|Along with its infinite other health benefits, regular exercise may lower your risk of AMD. Photo: Getty Images.|
There is no evidence-based therapeutic intervention to prevent age-related macular degeneration (AMD) onset or delay progression, but a healthy lifestyle has been shown to reduce the risk of disease development. In a recent study, researchers analyzed population-based cohort studies to better characterize the impact of physical activity on AMD onset and progression.
A total of 14,630 adults with no or early AMD at baseline from seven population-based studies were included. High levels of physical activity were found to be associated with a reduced risk of early AMD incidence across several large population-based cohorts with a stronger association in the younger population. Physical activity did not have an effect on the progression from early to late AMD.

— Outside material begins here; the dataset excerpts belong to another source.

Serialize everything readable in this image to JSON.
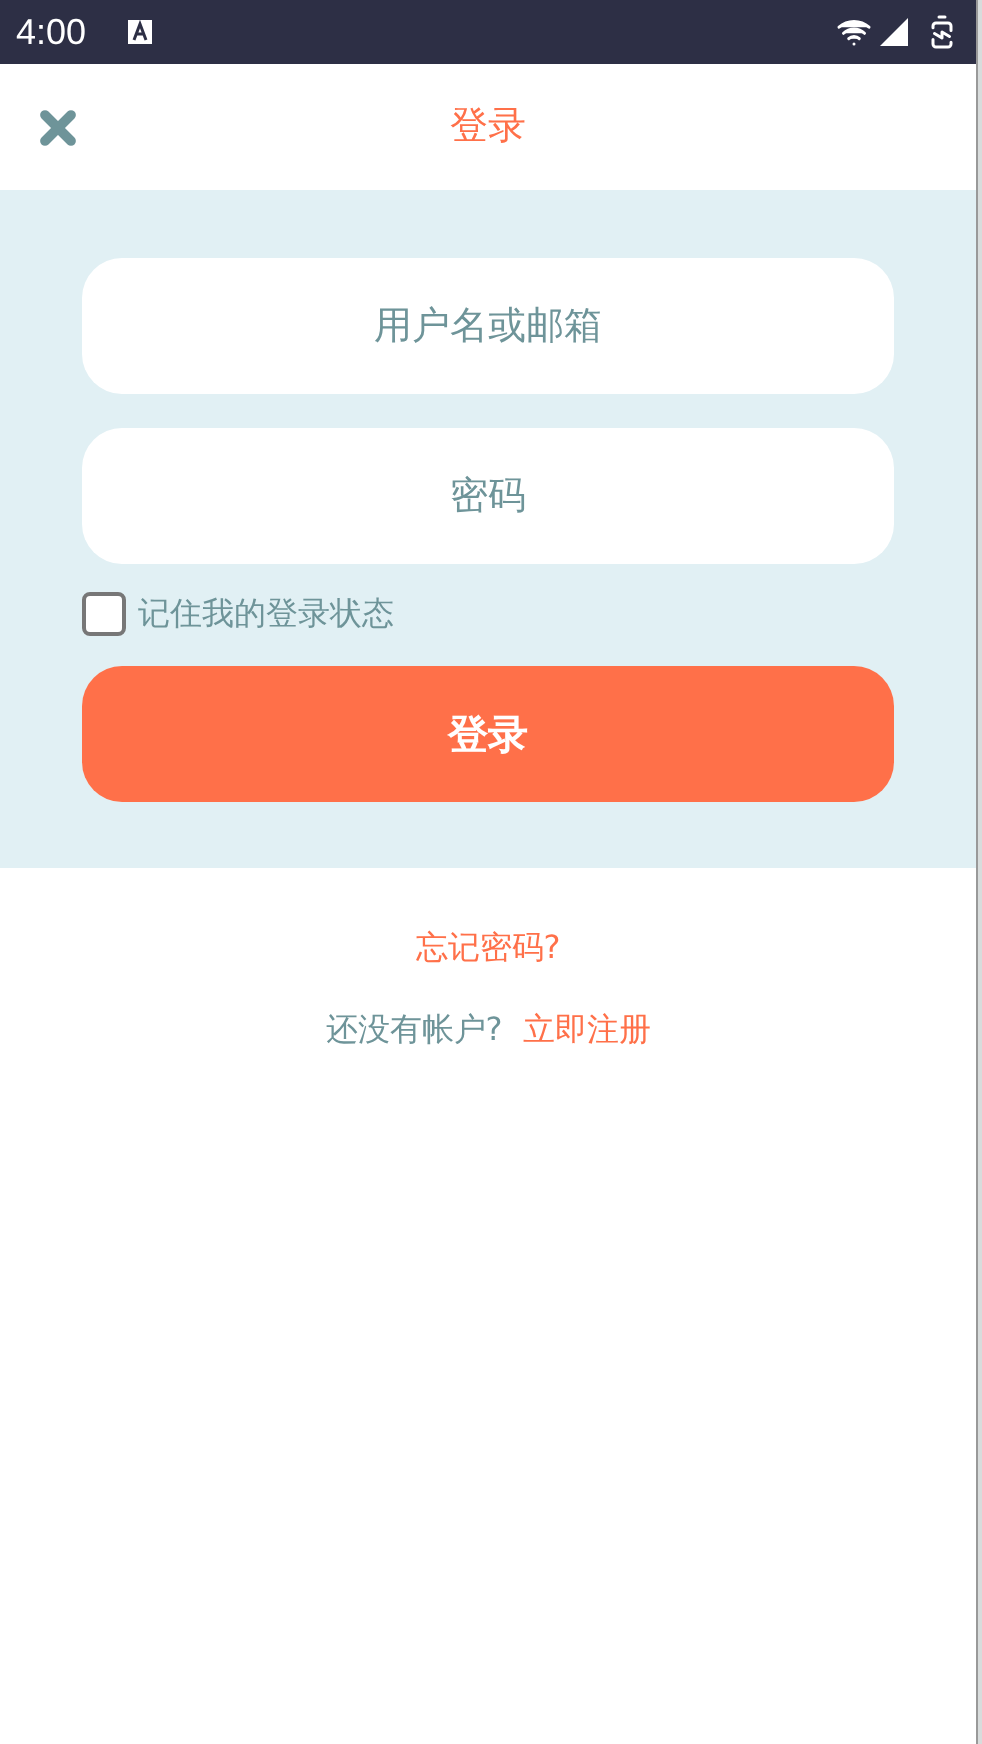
{
  "status_bar": {
    "time": "4:00"
  },
  "header": {
    "title": "登录"
  },
  "fields": [
    {
      "placeholder": "用户名或邮箱"
    },
    {
      "placeholder": "密码"
    }
  ],
  "remember": {
    "label": "记住我的登录状态",
    "checked": false
  },
  "login_button": "登录",
  "forgot_link": "忘记密码?",
  "signup": {
    "prompt": "还没有帐户?",
    "link": "立即注册"
  }
}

“Our results are in agreement with the previously reported association of low physical activity with higher AMD prevalence from cross-sectional studies and thus underscore the importance of physical activity as a modifiable lifestyle risk factor to prevent AMD,” the authors explained.
A previous study suggested that increased physical activity lowers the incidence of late AMD, but not early AMD.
“In contrast, we found an association with early AMD, and again we have likely been underpowered for the detection of any association of physical activity with late AMD incidence which was at 0.9%—considerably lower than the 2%,” the authors explained. “We found the strongest association of high physical activity on early AMD in the youngest cohort, which may indicate that the effect is largest around the sixth decade.” The authors said this should be confirmed in further studies comparing younger and older cohorts.
“Based on our results, lifestyle advice for patients at risk of AMD ought to include recommendations to be physically active,” the authors concluded.
Mauschitz MM, Schmitz MT, Verzijden T, et al. Physical activity, incidence and progression of age-related macular degeneration: a multi-cohort study. Am J Ophthalmol. October 8, 2021. [Epub ahead of print].